被告人を懲役十月及び罰金二千円に処する。

但し、三年間右懲役刑の執行を猶予する。

被告人において右罰金を完納しないときは金二百円を一日に換算した期間労役場に留置する。

訴訟費用中、原審証人内田宗子及び同布施喜満に支給した分は被告人と原審相被告人山岸茂、同池原泰二、同矢沢千代作及び同稲垣佐平との連帯負担とし、当審における分は全部被告人の負担とする。

押収にかかる白金ロジウム線一巻、白金ロジウム塊二個及び白金地金一個(当庁昭和三五年押第一九七号の三乃至五)を株式会社日立製作所トランジスター研究所に還付する。

理由

原判決は、被告人が原審相被告人、池原泰二外二名から、原判決の右原審相被告人等の罪となるべき事実摘示のように、白金ロジウム線三〇〇、四七瓦を買い受けた事実を認め得るも、被告人が右白金ロジウム線が賍物であることを知らなかつたものとして、被告人を無罪としたのであり、右知情の点を否定する理由として(一)右取引を仲介した朴魯封と被告人とはともに古物商であり、古物商間においては相互の体面信用を重んじて取引する実情にあること(二)白金ロジウム線自体から賍物性を発見することが容易でないこと(三)右朴魯封に対しては起訴がなく、被告人が朴魯封に比し特に賍物たるの情を認識すべき格別の事情が認められないこと(四)本件取引を古物台帳に記載しなかつたのは健康がすぐれなかつたためであること(五)被告人の司法警察員及び検察官に対する各自白は措信し難いこと等を説示しているのである。
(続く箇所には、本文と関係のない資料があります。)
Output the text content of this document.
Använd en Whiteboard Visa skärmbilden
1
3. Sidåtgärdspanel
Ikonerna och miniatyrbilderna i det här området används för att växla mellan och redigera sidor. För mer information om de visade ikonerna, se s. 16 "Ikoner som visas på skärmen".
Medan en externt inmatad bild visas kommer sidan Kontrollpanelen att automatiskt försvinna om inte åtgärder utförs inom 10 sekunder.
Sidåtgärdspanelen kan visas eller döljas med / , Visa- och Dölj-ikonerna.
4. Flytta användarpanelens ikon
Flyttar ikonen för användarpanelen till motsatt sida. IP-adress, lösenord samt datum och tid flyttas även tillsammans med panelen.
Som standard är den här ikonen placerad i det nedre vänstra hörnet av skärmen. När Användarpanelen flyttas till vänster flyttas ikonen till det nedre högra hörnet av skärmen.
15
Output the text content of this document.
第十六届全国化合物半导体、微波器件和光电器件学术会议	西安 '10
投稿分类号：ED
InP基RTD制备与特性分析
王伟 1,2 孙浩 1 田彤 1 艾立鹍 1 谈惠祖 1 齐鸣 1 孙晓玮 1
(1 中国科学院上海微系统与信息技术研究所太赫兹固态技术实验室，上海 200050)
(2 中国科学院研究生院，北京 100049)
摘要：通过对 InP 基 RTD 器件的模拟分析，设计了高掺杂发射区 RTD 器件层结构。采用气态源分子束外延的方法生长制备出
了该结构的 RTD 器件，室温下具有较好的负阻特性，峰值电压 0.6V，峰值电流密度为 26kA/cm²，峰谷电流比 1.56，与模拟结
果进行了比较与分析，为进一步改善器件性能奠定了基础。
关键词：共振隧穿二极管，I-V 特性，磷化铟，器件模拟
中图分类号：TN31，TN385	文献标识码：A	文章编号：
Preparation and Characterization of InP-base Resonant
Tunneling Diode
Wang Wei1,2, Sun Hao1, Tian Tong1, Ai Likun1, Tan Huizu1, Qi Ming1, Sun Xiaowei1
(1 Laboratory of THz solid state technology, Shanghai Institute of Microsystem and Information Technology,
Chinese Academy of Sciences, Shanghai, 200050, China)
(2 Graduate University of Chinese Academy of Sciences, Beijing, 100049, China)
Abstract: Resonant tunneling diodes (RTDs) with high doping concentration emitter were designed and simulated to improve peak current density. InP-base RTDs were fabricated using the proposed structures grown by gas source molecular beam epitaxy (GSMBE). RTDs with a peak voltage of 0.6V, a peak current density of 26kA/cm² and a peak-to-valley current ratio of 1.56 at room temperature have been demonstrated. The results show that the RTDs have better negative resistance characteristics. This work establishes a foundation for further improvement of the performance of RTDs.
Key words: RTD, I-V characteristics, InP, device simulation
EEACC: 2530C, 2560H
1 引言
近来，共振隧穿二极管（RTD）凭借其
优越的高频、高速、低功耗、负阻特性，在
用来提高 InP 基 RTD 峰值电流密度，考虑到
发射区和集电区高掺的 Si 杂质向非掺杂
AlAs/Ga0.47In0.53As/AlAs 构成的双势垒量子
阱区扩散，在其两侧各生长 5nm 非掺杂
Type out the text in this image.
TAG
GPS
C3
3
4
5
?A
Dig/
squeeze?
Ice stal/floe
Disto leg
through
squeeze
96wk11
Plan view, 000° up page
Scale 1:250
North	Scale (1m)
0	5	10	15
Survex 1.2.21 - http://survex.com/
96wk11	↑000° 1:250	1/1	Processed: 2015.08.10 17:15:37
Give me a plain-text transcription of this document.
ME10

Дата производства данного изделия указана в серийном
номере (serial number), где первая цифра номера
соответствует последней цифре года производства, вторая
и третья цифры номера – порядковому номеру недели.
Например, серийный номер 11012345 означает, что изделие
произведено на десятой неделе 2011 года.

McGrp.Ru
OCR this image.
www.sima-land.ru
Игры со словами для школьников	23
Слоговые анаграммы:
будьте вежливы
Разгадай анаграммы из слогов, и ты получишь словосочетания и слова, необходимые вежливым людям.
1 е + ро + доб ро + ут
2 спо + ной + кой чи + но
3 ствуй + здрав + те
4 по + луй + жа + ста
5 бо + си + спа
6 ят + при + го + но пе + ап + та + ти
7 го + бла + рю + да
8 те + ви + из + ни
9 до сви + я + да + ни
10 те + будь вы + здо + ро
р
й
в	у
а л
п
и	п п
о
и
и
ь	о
所論は、これに対し原判決には判決に影響を及ぼすことの明らかな事実の誤認があるというのである。

よつて、記録及び証拠物を精査し、これに当審における事実審理の結果を総合して考察するに、被告人は多年貴金属回収業をしており、朴魯封は屑鉄、ボロ等の仕切屋をしており、被告人の雇人は時折朴魯封方に到り取引をしていたのであるが、被告人と朴魯封とは、二、三回面接したに過ぎない関係にあるのであるから、本件のように被告人自身において朴魯封方に赴き取引する場合に同人の言を何の疑もなく頭から信用するものとは思われず、多年貴金属回収業を営む被告人は、屑鉄、ボロ等の回収業を営む朴魯封とは異なり、本件白金ロジウム線が市販されていないものであり、電気器具等を製造する大会社の使用するものであり、金融等のために処分する筈のないことを熟知していたものと認められ、殊に売主等が売り急いでいる状況等を見るにおいては賍物であるやの疑を持つのは当然の事理に属することであるに拘らず、被告人はその出所や売主の氏名、住所等を確認することなく、また、朴魯封方に出かける体力を有しながら、古物台帳に記載すべき営業上の義務を果さなかつたのは、まさに、賍物たるの認識があつたためであると推断し得るのであり、これ等の情況に徴すれば、被告人の司法警察員に対する昭和三十三年十二月二十二日付、検察官に対する同月二十四日付各供述調書を措信しない訳に行かず、また、被告人が勾留されたのは同月十一日であるから、長期勾留による自白としてその任意性を否定することもできない。しかして、前記情況及び右各供述調書を綜合すれば、被告人が本件白金ロジウム線が賍物であることを認識しながらこれを買い受けたことを明認し得るに拘らず、その知情の点を否定し、被告人に無罪を言い渡した原判決は到底破棄を免れず、所論は理由がある。